Role-based, integrated support for call center reps

This past year, we worked with BT, the United Kingdom's largest telecommunications provider, to provide a value-added knowledge management (KM) and content management (CM) solution for its customer service call centers and its 6,700 employees. BT Retail is experiencing increased competition, reduced profits, and rising expenses. Integrating KM/CM and e-learning capabilities via an employee portal into the CRM environment within its call centers was something that BT Retail believed was needed to address cost-saving and efficiency opportunities.

Project leadership worked with the national call center leadership and personnel to develop a role-based portal solution that brings together the critical learning and knowledge to the call center agents at the point of need, and provides direct performance feedback and even virtual coaching. BT estimates the solution will pay back its investment in less than one year.

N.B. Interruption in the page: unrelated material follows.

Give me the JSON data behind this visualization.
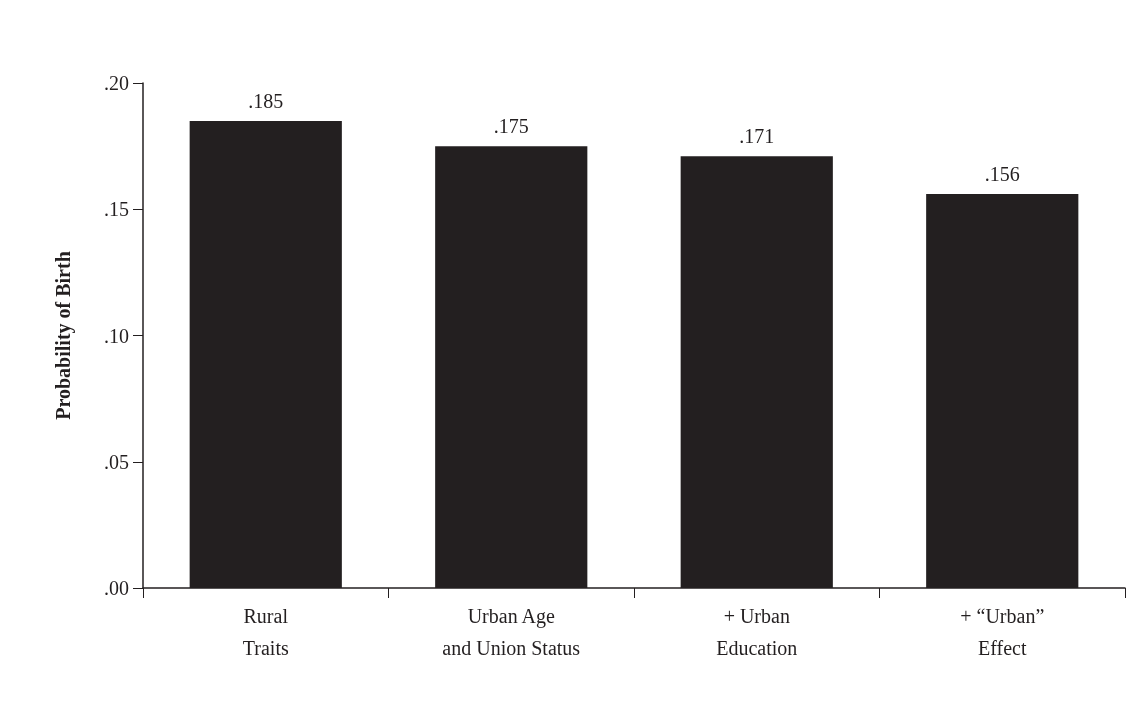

Specific parts of this solution include:

* Customer service representative (CSR) portal interface. An interface or portal that delivers the learning, performance support, and collaboration functionalities required by the CSR.

* Integrated e-learning/training. Basic and advanced capabilities to deliver a base understanding of new products and services, as well as "good practice" service tactics.

* Knowledge sharing culture and performance management. Defining and rewarding specific behaviors that meet the requirements for obtaining value from the available knowledge systems.

* Structured content architecture. A method for defining how content is captured, categorized, stored, and maintained in a single repository.

* Sustainable governance model. An approach to the roles, responsibilities, metrics, and leadership behaviors needed to support a content and knowledge management environment.
Is technology the only part of the answer in a blended solution? Certainly not. A human hand, voice, and interaction are vital. Companies will do well to keep learner-centric blended learning in mind when pursuing solutions that support the needs of their workers and their company.